Italian Doctor Proposes World’s First Human Head Transplant

Surgeons

A surgeon in Italy believes it is now possible to perform a whole body transplant, in which someone’s head could be stitched onto someone else’s body.

Sergio Canavero, an Italian surgeon belonging to the Turin Advanced Neuromodulation Group, believes the new innovative surgery could save the lives of those with terminal cancer or with incurable disorders involving the muscles or the nerves.

The procedure would involve taking the body of someone who is completely brain dead and stitching the new head onto their body. The idea is that the person would retain their thoughts, memories, and personality, but would be given a new, healthy body.

Both the patient and the donor would have their heads severed from the spinal cord at the same time and doctors would fuse the head and new body together with a ‘glue’ called polyethylene glycol.

The transplant patient would then be put into a coma for four weeks to allow the head to fuse with the body. Meanwhile, the body would be given a series of shocks in order to stimulate the spinal cord and strengthen the new connection.

Canavero claims he would be ready to do the first transplant by 2017, but there is much debate as to whether this procedure would actually work, as well as major problems with the ethics involved. For instance, if someone then went on to have a baby – the baby would have been created using the eggs or the sperm of the donor body.
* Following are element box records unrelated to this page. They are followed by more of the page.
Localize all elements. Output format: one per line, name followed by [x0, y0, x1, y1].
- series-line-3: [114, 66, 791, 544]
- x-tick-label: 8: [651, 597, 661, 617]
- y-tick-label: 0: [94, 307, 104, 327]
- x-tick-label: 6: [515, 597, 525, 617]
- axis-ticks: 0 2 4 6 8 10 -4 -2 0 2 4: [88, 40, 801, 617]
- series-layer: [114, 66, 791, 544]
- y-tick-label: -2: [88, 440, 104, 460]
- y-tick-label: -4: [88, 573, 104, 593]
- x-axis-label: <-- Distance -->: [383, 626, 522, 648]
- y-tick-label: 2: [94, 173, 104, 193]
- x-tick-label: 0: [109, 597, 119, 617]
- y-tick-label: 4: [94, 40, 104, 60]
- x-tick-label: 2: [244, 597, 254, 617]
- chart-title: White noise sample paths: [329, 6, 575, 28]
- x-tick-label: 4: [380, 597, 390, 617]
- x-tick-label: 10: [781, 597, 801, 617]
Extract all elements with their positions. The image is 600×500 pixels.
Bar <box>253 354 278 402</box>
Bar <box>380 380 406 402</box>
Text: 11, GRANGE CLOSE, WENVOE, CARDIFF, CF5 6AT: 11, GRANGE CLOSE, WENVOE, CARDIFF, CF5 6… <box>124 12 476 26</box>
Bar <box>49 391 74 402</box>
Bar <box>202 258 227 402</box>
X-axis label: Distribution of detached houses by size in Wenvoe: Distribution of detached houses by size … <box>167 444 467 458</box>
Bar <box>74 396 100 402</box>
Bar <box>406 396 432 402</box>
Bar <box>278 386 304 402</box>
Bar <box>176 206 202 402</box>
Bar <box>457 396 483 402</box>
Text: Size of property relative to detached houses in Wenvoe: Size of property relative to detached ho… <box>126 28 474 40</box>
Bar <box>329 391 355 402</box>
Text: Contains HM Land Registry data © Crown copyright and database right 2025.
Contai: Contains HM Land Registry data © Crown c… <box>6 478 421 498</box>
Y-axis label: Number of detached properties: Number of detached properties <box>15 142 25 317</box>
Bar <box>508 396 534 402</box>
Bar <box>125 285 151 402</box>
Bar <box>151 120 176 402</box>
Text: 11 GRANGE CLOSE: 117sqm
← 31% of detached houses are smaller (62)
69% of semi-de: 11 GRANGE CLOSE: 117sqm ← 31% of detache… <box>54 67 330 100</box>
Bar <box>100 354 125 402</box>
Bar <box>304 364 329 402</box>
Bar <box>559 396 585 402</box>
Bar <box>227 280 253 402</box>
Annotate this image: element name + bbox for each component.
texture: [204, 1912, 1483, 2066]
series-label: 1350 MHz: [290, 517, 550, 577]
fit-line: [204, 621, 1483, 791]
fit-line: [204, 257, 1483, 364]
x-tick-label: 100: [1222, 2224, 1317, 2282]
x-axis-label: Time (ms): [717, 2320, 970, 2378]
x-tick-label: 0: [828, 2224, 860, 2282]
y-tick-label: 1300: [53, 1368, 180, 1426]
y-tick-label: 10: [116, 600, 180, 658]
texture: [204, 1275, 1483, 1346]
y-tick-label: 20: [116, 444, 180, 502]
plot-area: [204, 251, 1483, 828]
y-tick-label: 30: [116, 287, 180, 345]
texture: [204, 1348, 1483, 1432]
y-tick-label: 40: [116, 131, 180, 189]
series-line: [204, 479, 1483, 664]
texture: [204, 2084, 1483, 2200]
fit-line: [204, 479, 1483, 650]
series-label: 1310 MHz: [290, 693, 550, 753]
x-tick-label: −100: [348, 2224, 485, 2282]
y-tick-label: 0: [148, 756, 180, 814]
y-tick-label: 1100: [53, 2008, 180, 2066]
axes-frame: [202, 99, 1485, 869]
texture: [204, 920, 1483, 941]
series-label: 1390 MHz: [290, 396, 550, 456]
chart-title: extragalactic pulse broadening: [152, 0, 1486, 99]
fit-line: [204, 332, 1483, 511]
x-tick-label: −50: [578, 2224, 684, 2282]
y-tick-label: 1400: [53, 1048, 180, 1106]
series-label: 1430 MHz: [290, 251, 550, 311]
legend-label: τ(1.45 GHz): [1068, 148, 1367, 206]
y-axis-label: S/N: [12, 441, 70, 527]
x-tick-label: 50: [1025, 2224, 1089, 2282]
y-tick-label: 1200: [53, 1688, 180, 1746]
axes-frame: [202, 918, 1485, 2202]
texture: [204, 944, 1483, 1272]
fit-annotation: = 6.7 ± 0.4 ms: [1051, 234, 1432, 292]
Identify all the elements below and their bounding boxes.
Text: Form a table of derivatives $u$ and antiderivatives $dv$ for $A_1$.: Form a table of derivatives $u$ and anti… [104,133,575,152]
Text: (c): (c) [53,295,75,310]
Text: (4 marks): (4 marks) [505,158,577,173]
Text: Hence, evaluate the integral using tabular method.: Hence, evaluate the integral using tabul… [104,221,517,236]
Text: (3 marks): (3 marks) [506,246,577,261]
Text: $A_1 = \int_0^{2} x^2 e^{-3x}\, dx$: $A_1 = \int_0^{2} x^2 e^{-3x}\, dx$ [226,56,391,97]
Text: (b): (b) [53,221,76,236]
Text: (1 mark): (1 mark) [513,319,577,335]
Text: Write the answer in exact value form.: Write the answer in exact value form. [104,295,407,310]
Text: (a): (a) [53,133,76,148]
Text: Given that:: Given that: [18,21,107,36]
Canavero claims that among those that would benefit from the surgery, include former actor and now quadraplegic, Christopher Reeve. Reeve requires a wheelchair and portable ventilator due to his spinal chord injuries. Another beneficiary might include the famous theoretical physicist, Stephen Hawking, who suffers from motor neuron disease.

Canavero also suggests that the new transplant would eventually be able to help extend the lives of every day people rather than simply limiting the procedure for those with health problems. Whilst it may sound like a tale from Shelley’s Frankenstein, it may just be the next ultimate cosmetic surgery.